Parliament passes reform of severance pay

In June 2002, the Austrian parliament adopted a government bill reforming the severance pay system, based largely on proposals drawn up by the social partners. The reform will extend the scheme's coverage to an additional 800,000 employees, though payments will be lower than previously. However, experts believe that the government's assumption of a net yield of 6% from the investment of severance pay contributions (paid by employers into special funds) will probably not hold.

On 12 June 2002, the Austrian parliament adopted a government bill providing for a far-reaching reform of the severance pay system.

In the late 1990s, the Austrian Trade Union Federation (Österreichischer Gewerkschaftsbund, ÖGB) repeatedly called for a reform of the statutory severance pay (Abfertigung) system, arguing that it was no longer up-to-date in terms of labour market mobility, and unfair regarding the legal entitlement provisions (AT9811109F). The existing provisions excluded a majority of Austrian employees (between 85% and 88% of the total) from eligibility for a severance payment, since two main preconditions had to be fulfilled to achieve entitlement: the employee must have worked for at least three years for the same employer; and the termination of the employment must not have been caused by the employee's resignation (except retirement) or by justified summary dismissal.

Since these preconditions for entitlement were questionable from a legal perspective, the coalition government of the conservative People's Party (Österreichische Volkspartei, ÖVP) and the populist Freedom Party (Freiheitliche Partei Österreichs, FPÖ) which came to office in 2000 took up this issue during 2001, announcing the abolition of the legislative restrictions on severance pay entitlement. This initiative was connected with another of the government's aims: severance payments should be used to fund a system of occupational pensions, in order to support the statutory pension scheme. It thus proposed that employees eligible for severance pay should be able to choose between a cash settlement or saving their entitlement towards a future pension (AT0106220N).

However, as the coalition parties were unable to agree whether the entitlement to severance pay should be granted from the first day of employment – as preferred by the FPÖ – the government decided to delegate the drafting of a new severance scheme to the social partners. Following negotiations, ÖGB and the Chamber of the Economy (Wirtschaftskammer Österreich, WKÖ) presented their compromise proposal in October 2001 (AT0112231F). The social partners agreed on the following points:

  • all private sector employees should be entitled to severance pay from the first day of employment onwards;
  • entitlement should apply regardless of the reason for the termination of the employment relationship;
  • severance pay should be administered by special funds, with companies obliged to contribute 1.5377% of monthly pay for all employees to a separate fund for this purpose from the beginning of the employment relationship until the end; and
  • employees leaving the company should – if dismissed by the employer after at least three years' service – have the option either to take the severance payment at once or to save the entitlement towards a future pension. Importantly, entitlement should be maintained also in the case of resignation by the employee, as well as in short-term employment.

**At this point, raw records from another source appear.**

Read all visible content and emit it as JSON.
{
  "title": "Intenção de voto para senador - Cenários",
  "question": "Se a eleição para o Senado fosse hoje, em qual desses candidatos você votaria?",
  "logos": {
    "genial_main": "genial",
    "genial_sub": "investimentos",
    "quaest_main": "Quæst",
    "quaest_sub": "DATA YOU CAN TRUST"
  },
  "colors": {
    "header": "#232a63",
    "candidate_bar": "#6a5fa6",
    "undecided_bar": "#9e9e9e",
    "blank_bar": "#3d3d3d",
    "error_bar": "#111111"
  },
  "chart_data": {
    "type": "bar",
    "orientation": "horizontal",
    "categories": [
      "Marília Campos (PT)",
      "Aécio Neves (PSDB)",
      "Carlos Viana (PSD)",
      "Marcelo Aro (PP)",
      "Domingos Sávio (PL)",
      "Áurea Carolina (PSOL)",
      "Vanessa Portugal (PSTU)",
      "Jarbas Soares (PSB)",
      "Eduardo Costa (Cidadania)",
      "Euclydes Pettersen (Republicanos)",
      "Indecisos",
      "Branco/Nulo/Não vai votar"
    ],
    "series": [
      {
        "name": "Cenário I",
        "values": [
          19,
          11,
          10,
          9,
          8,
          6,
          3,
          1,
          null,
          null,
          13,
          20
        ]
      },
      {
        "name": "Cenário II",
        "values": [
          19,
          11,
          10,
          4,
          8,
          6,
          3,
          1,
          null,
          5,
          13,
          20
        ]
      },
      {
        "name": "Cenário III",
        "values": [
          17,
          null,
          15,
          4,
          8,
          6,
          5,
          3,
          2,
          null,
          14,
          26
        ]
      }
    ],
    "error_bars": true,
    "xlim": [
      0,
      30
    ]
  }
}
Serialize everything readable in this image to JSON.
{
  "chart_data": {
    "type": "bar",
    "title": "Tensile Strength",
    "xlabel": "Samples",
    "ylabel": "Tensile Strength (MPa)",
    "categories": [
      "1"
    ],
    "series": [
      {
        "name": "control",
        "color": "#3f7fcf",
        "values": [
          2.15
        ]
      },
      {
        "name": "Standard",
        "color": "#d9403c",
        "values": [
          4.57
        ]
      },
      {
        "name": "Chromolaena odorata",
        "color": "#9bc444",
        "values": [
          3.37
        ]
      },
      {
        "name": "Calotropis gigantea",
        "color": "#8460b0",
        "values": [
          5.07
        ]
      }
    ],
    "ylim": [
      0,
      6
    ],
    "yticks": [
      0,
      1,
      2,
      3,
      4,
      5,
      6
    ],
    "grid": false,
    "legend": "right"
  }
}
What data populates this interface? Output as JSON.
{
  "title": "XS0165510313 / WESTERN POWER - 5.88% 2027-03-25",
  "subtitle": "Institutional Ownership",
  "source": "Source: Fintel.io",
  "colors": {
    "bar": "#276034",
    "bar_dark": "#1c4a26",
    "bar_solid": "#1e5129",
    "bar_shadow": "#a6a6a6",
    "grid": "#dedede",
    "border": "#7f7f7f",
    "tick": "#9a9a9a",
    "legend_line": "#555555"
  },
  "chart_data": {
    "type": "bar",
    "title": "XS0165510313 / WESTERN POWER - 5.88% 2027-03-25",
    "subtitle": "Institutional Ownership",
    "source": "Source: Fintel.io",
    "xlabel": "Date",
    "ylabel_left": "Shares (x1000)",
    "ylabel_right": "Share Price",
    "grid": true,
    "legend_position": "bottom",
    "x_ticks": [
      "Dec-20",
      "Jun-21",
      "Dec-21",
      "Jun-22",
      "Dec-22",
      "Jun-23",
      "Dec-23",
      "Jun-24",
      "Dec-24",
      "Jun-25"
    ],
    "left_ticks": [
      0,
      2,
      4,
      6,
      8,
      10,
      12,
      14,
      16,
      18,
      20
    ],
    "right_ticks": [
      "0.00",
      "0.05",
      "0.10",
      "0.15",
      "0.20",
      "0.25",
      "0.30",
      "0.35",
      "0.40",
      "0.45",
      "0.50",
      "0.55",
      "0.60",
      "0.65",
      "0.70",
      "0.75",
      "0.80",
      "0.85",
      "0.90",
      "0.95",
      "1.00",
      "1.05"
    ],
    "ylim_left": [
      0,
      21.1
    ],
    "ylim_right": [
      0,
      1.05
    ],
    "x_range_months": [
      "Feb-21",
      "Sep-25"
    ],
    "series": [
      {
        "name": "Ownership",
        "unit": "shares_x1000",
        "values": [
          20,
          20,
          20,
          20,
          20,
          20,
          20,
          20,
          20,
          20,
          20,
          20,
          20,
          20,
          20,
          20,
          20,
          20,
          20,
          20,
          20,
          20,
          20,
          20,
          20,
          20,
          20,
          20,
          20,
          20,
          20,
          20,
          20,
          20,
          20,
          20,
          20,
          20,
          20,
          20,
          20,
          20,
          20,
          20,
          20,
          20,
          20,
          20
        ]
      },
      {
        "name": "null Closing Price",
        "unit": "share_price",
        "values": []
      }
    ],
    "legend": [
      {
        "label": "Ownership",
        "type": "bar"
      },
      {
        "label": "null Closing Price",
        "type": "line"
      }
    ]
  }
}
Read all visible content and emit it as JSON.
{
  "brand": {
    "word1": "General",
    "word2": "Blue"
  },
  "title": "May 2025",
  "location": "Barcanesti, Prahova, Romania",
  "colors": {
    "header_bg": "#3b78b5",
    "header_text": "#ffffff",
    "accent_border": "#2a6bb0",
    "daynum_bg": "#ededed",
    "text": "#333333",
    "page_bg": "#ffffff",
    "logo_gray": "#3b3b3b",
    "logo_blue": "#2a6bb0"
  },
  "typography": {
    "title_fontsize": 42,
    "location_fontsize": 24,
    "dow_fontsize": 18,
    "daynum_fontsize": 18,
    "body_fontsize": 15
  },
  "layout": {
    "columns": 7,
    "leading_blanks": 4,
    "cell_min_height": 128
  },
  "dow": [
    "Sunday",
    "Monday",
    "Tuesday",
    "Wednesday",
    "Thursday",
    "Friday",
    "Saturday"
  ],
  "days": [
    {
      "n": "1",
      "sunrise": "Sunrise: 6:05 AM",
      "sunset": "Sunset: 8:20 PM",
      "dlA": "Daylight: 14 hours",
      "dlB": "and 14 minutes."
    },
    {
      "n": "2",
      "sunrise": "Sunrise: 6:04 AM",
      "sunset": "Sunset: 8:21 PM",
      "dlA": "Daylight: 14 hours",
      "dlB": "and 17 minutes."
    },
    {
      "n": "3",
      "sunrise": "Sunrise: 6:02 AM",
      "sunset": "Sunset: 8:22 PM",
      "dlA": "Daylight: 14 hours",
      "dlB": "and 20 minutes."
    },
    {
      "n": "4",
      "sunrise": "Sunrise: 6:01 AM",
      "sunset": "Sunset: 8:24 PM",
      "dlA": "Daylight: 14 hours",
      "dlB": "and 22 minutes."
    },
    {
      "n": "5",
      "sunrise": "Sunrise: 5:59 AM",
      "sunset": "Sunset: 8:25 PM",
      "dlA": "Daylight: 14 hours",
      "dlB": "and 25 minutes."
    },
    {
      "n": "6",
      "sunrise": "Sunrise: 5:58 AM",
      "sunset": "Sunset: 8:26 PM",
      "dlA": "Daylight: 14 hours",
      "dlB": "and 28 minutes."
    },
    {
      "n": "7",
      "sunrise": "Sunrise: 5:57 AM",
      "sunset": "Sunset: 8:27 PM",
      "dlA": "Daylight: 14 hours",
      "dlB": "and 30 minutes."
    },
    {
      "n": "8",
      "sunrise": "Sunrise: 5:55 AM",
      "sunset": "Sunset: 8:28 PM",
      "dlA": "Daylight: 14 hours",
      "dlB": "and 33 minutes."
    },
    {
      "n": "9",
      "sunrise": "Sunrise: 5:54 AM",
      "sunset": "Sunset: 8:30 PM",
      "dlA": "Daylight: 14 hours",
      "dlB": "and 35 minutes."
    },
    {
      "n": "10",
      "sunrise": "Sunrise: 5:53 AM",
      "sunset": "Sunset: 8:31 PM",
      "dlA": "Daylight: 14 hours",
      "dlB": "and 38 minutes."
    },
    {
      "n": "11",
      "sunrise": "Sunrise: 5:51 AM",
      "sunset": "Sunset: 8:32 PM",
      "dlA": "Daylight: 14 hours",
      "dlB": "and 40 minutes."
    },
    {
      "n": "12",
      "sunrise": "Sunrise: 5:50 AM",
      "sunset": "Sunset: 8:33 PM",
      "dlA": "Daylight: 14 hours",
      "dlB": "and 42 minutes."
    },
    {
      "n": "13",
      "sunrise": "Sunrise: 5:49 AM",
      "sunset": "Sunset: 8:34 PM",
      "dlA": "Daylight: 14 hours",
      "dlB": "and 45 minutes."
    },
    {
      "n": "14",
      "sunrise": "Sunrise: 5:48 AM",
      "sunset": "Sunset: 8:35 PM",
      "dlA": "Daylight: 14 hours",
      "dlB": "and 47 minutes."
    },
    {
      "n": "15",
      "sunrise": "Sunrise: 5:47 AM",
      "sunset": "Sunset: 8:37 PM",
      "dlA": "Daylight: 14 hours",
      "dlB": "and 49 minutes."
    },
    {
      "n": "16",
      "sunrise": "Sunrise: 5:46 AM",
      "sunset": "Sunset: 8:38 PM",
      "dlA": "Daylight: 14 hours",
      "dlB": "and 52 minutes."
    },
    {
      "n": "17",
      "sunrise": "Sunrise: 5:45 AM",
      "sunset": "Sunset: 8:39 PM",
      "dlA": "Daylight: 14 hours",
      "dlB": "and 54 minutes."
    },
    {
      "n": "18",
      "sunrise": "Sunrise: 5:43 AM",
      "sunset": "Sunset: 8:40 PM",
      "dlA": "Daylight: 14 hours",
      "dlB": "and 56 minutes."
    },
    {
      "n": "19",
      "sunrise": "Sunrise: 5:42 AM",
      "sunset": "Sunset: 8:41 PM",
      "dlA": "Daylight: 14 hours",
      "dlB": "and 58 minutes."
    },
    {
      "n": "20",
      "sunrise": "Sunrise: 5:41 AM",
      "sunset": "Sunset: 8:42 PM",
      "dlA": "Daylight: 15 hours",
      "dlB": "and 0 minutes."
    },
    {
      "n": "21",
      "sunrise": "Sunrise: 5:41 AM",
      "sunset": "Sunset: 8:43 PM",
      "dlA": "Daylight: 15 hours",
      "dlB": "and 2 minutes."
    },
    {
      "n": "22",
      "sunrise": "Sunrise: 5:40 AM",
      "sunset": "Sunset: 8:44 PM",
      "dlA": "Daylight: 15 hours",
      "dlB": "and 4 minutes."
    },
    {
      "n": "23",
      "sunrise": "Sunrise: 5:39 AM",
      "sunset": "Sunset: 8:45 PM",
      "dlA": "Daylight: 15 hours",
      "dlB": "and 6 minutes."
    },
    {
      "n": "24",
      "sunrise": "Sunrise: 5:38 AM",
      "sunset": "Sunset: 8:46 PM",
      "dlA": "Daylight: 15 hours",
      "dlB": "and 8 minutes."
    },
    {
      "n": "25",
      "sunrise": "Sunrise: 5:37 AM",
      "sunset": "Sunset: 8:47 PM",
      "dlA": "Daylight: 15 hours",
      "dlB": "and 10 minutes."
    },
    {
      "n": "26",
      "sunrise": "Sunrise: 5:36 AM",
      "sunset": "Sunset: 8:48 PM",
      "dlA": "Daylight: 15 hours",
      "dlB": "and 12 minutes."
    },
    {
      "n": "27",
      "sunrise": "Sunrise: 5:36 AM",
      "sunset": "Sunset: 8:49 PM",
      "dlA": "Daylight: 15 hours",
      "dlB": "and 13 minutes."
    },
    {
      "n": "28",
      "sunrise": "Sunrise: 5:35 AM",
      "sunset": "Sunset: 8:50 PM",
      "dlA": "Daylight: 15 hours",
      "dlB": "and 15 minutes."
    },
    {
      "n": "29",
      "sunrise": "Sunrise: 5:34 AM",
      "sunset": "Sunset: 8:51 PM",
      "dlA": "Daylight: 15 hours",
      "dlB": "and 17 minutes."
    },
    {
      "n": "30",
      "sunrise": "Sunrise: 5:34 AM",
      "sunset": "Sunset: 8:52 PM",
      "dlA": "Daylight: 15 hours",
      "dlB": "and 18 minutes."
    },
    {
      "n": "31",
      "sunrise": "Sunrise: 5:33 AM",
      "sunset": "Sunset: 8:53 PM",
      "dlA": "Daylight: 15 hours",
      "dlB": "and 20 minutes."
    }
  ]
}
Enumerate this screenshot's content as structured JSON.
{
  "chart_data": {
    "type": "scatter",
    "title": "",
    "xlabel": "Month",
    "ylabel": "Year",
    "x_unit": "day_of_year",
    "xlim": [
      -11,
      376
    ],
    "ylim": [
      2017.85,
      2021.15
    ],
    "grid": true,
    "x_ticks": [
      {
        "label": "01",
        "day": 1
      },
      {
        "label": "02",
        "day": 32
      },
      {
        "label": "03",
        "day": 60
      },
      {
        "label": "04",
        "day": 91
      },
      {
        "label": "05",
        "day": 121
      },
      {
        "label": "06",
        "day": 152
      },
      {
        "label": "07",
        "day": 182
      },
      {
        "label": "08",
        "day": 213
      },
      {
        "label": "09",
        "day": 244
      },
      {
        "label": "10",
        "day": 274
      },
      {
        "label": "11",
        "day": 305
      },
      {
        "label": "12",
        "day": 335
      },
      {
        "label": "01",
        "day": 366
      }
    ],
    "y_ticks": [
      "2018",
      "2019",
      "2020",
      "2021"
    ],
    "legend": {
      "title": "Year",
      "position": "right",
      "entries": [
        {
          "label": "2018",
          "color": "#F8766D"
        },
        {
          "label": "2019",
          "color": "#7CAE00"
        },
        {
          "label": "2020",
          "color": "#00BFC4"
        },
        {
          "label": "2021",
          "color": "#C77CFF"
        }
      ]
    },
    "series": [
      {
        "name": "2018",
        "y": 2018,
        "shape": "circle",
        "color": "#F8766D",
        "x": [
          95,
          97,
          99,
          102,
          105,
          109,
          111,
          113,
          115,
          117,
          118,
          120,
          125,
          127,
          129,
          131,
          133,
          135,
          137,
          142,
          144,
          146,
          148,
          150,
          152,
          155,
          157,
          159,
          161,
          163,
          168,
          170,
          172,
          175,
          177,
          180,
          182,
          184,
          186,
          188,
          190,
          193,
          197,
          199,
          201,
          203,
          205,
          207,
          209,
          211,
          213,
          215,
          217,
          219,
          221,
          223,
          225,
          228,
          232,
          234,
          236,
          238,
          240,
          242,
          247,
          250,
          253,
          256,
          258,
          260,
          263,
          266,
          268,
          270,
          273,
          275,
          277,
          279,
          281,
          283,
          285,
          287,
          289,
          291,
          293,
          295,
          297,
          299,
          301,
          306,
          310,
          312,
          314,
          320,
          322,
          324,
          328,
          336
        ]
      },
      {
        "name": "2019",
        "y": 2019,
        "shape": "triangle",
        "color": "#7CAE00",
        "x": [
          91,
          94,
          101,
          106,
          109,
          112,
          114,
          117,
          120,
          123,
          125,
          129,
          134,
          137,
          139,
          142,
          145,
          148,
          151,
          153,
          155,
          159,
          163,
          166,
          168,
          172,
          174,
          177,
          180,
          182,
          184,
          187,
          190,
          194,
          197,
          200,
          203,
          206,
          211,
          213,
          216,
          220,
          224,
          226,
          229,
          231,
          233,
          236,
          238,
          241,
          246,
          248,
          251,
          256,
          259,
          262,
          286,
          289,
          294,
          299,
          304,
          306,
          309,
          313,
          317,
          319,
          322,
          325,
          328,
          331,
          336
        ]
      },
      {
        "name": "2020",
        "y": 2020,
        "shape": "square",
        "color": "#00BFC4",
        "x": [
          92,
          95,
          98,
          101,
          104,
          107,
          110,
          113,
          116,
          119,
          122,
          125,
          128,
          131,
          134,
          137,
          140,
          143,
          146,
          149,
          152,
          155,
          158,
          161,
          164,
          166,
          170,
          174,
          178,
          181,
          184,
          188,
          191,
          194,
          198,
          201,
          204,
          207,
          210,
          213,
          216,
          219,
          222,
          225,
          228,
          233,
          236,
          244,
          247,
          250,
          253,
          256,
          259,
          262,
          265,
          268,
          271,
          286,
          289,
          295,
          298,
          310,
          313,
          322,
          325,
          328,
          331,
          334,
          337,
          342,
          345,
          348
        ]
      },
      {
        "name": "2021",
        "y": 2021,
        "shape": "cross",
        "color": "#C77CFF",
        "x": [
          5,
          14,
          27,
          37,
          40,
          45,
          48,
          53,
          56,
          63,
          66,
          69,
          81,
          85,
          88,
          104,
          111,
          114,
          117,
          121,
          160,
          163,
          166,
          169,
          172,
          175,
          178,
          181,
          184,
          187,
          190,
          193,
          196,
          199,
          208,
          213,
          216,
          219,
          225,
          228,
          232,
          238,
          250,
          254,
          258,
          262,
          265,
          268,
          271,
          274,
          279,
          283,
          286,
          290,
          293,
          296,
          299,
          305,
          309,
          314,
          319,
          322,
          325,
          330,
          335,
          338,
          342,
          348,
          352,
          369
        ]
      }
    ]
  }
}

After a period of internal debate, the government accepted the crucial points of the social partners' draft and presented a bill on severance pay reform in May 2002, including some slight modifications with respect to the social partners' proposals. This bill was unanimously adopted by parliament on 12 June 2002.

The new severance pay scheme came into effect on 1 July 2002 and applies to all private employment contracts concluded from 1 January 2003 onwards. The main advantage of the new scheme - as emphasised by all parties and interest groups involved - is the extension of the scope of entitlement to severance pay in comparison with the former legislation, since all employees (including employees on unpaid leave) - except some 'atypical' workers - are now eligible for severance pay contributions. An estimated 800,000 new employees are now covered by severance pay. However, the amount of the severance payments provided by the new legislation is significantly lower than under the former legislation, due to the lower employers' contributions of 1.5377% of pay.

Both the government and the social partners see the new legislation as a success. However, there remains one serious problem. As experts have repeatedly stressed, the assumed net rate of annual interest of 6% for the severance pay contributions invested in private capital markets by the funds is unlikely to be achieved. The real return on investment is expected to be lower than 6%.